Other charges from ZoomInfo Technologies Inc.

DescriptorMeaning
ZOOMINFOPrimary statement descriptor
ZOOMINFO.COMWebsite or online billing variant
ZOOMINFO TECHShortened company-name variant
ZI*ZOOMINFOAsterisk-style processor variant
ZOOMINFO*Wildcard or truncated statement-line variant
ZOOMINFO TECHNOLOGIESLong-form company-name variant

What should I do about this charge?

Choose the path that matches your situation:

A

I recognize this charge

But I want a refund or to cancel it

  1. 1.Contact ZoomInfo Technologies Inc. directly at 866-904-9666
  2. 2.Reference their refund policy
  3. 3.If refused, use our wizard to generate a formal dispute letter
Get Refund Help โ†’
B

I don't recognize this charge

This may be unauthorized or fraudulent

  1. 1.Check with household members or shared accounts
  2. 2.Review your email for order confirmations from ZoomInfo Technologies Inc.
  3. 3.Call your bank immediately โ€” use the number on the back of your card
  4. 4.Request a new card number to prevent further unauthorized charges
Start Fraud Dispute โ†’

How to dispute ZOOMINFO

1

Contact ZoomInfo Technologies Inc.

Call 866-904-9666

Or visit their support page

Phone script

"I'm calling about a charge on my statement appearing as ZOOMINFO. I'd like to request a refund or cancellation."

2

Reference their refund policy

Search for "ZoomInfo Technologies Inc. refund policy" to find their terms.

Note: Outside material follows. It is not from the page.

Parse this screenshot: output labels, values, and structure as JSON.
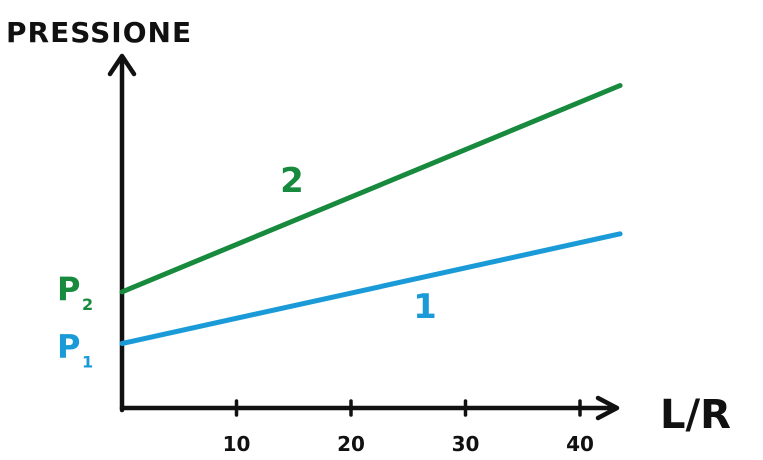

๐Ÿ”’ Full dispute steps with personalized guidance

Get Full Dispute Plan โ†’

Sample Dispute Letter

Dear [Bank Name],

I am writing to dispute a charge that appeared on my statement as "ZOOMINFO" from ZoomInfo Technologies Inc. on [date] for $[amount].

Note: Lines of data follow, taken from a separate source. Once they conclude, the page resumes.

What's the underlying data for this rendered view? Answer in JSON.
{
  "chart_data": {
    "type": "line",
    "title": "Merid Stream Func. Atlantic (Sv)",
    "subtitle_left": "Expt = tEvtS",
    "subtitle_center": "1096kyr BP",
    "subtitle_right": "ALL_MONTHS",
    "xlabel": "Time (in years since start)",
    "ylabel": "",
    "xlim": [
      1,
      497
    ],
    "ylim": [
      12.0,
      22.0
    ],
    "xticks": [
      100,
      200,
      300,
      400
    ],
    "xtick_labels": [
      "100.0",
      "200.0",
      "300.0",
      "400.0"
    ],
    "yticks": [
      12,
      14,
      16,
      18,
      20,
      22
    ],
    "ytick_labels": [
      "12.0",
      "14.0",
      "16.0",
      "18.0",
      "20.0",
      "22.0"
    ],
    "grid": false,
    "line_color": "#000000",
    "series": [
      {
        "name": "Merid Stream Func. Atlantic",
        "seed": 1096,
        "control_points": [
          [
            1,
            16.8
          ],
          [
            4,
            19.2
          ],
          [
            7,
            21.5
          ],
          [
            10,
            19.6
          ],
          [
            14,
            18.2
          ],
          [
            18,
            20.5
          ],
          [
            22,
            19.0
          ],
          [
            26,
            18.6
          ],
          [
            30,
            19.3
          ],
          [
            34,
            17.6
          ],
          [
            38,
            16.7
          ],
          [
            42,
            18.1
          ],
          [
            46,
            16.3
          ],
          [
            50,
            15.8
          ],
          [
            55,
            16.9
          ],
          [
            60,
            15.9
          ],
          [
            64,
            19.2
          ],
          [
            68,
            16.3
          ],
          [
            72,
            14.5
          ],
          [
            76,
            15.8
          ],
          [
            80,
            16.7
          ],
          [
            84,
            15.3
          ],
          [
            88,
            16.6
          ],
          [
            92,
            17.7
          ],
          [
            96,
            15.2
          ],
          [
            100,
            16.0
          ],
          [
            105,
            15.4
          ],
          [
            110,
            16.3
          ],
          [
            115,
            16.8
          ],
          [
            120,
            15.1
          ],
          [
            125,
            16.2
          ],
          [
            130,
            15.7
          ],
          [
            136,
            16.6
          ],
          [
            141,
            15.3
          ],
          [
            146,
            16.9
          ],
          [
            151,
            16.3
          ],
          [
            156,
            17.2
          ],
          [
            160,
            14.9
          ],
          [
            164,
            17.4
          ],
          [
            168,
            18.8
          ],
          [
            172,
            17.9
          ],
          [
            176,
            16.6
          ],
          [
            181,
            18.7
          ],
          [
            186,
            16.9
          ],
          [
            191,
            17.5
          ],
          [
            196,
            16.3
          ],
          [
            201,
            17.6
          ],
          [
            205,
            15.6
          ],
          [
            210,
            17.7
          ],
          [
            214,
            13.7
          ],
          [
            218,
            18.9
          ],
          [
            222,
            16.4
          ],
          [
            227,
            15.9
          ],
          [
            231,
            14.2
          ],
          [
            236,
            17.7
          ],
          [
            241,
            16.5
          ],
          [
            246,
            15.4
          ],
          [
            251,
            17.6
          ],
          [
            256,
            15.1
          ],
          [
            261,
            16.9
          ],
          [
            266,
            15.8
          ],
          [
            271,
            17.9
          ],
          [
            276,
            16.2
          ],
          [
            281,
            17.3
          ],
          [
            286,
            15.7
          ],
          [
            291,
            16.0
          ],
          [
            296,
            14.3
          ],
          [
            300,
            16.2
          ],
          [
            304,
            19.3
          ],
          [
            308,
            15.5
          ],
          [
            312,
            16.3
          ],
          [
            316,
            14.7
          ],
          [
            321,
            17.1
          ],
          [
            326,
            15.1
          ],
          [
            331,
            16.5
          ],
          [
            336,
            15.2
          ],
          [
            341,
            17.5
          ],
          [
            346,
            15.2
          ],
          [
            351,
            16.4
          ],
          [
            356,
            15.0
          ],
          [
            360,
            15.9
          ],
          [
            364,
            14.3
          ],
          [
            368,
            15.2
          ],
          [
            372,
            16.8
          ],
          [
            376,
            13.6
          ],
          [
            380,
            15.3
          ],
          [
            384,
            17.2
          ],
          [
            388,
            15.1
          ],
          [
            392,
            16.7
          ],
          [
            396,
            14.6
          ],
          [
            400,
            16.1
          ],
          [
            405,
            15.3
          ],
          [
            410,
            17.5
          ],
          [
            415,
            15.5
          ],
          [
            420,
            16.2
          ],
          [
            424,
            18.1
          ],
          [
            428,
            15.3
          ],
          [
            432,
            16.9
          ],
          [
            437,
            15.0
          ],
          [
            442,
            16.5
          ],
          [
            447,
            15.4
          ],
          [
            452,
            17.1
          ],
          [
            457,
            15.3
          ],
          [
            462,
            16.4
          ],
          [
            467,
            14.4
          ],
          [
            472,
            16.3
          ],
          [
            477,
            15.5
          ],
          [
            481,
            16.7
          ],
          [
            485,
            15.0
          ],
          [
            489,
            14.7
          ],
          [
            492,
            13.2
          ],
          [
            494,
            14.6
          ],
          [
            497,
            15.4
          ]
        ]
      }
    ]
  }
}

๐Ÿ”’ Get a complete, personalized dispute letter

Generate My Dispute Letter โ†’

Frequently Asked Questions

What is ZOOMINFO on my bank statement?
It is usually a recurring charge billed by ZoomInfo Technologies Inc. for a B2B sales intelligence or go-to-market software subscription.
Why does a ZOOMINFO charge look unfamiliar?
The charge often belongs to a shared business account or contract approved by sales, recruiting, marketing, or procurement rather than the person reviewing the statement.
Does ZoomInfo usually bill as a recurring subscription?
Yes. In most cases the charge is tied to a recurring monthly or annual business software subscription or contract renewal.
How do I contact ZoomInfo about a charge?
ZoomInfo's public contact page is https://www.zoominfo.com/about/contact and it lists the phone number 866-904-9666.
When should I dispute a ZOOMINFO charge with my bank?
Dispute it after checking internal ownership and invoices, contacting the merchant, and confirming that the charge cannot be tied to any authorized ZoomInfo account or contract.
Your Legal Rights

Your rights for subscription charges:

  • โ€ขFTC Negative Option Rule โ€” merchant must clearly disclose terms before charging
  • โ€ขYou can revoke preauthorized transfers at any time (Reg E)
  • โ€ขNotify bank 3 business days before next scheduled charge to stop it
How we researched this article

Research methodology

This page about the ZOOMINFO charge from ZoomInfo Technologies Inc. was compiled using:

  • Official merchant documentation, terms of service, and refund policies
  • Payment network (Visa, Mastercard) chargeback reason code documentation
  • Consumer Financial Protection Bureau (CFPB) guidelines and complaint data
  • Federal Trade Commission (FTC) consumer protection resources
  • Fair Credit Billing Act (FCBA) and Regulation E statutory requirements
  • Community reports and consumer experience databases (BBB, consumer forums)

Last reviewed and updated:

This content is for informational purposes only and does not constitute legal or financial advice. Always consult with your bank or a qualified professional for specific disputes.